Como é sabido, a lei atual prevê a concessão de aposentadoria especial aos trabalhadores sujeitos a agentes nocivos, periculosos e àqueles por categoria profissional, sem a exigência de idade mínima.

O tempo de serviço especial depende da atividade profissional exercida, devendo atingir 15 anos, 20 anos ou 25 anos de tempo especial conforme a categoria. O aposentado nesse caso, recebe 100% da média salarial, dos 80% maiores salários de contribuição desde julho de 1994. 

Contudo, os requisitos da aposentadoria especial também mudam com a reforma previdenciária e de forma drástica.

A reforma prevê idade mínima conforme segue:

-Atividade especial de 15 anos: 55 anos de idade

-Atividade especial de 20 anos: 58 anos de idade

-Atividade especial de 25 anos: 60 anos de idade

Esse tipo de aposentadoria também terá a regra de transição, que passa a ser:

-Atividade especial de 15 anos: pontuação de 66 pontos somando a idade

-Atividade especial de 20 anos: pontuação de 76 pontos somando a idade

-Atividade especial de 25 anos: pontuação de 86 pontos somando a idade

No texto aprovado no Senado Federal, foi retirada o sistema de acréscimo da pontuação, assim, basta observar o tempo mínimo que cada categoria exige, que somando com a idade deve alcançar a pontuação fixada. No texto anterior a pontuação aumentava a cada ano.

Além disso, o aposentado receberá 60% da média salarial de todas as contribuições, mais 2% se dará a cada ano que exceder os 15 anos de contribuição – isso no caso da aposentadoria especial de 15 anos e 2% para cada ano de contribuição que exceder 20 anos de contribuição na atividade especial, nas demais categorias.

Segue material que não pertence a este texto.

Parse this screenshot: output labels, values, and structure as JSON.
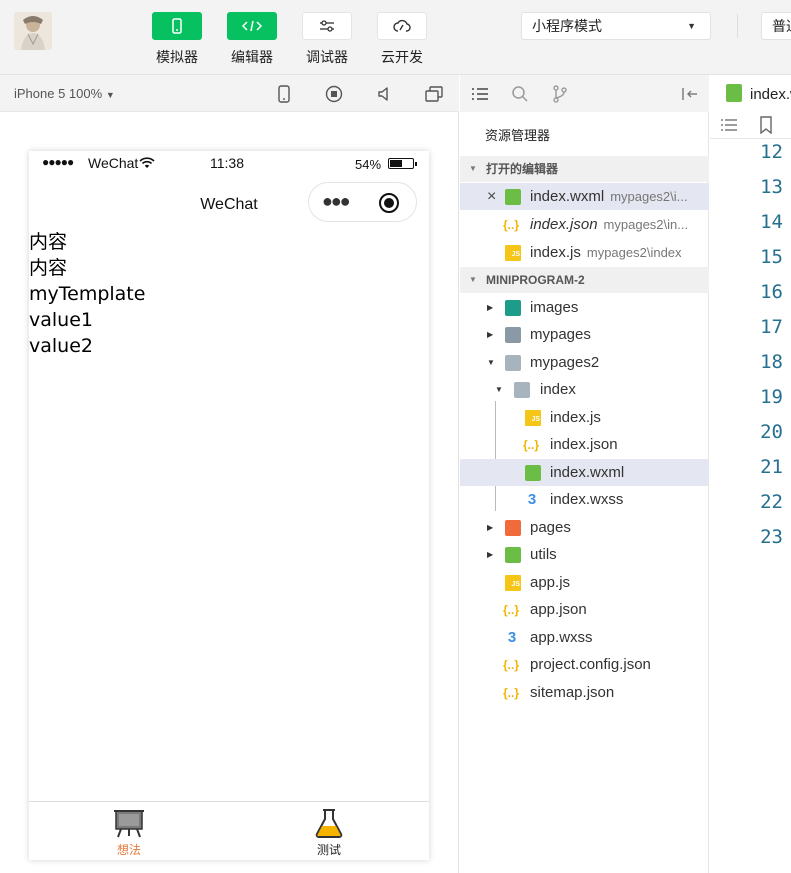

É importante destacar ainda, que a reforma previdenciária também mudou a previsão quanto a especialidade da atividade, afastando o reconhecimento da função especial por categoria especial e pela periculosidade. Contudo, o Senado Federal acabou por retirar esta última do texto sob condição de o governo enviar um projeto de lei para regulamentar o tema, trazendo critérios claros para que um trabalhador se enquadre na aposentadoria especial por periculosidade.

Assim, a reforma previdenciária prevê que será considerada atividade especial se comprovada exposição a agentes nocivos físico, químico ou biológico, ficando pendente para aqueles que se enquadram na categoria por periculosidade, pois aguarda o projeto de lei ser apresentado acerca do tema.

 

A reforma previdenciária já foi aprovada na Câmara dos Deputados e no Senado Federal, este último ocorrido no dia 22/10/2019, aguardando apenas sua promulgação que já possui previsão para ocorrer até o dia 19/11/2019.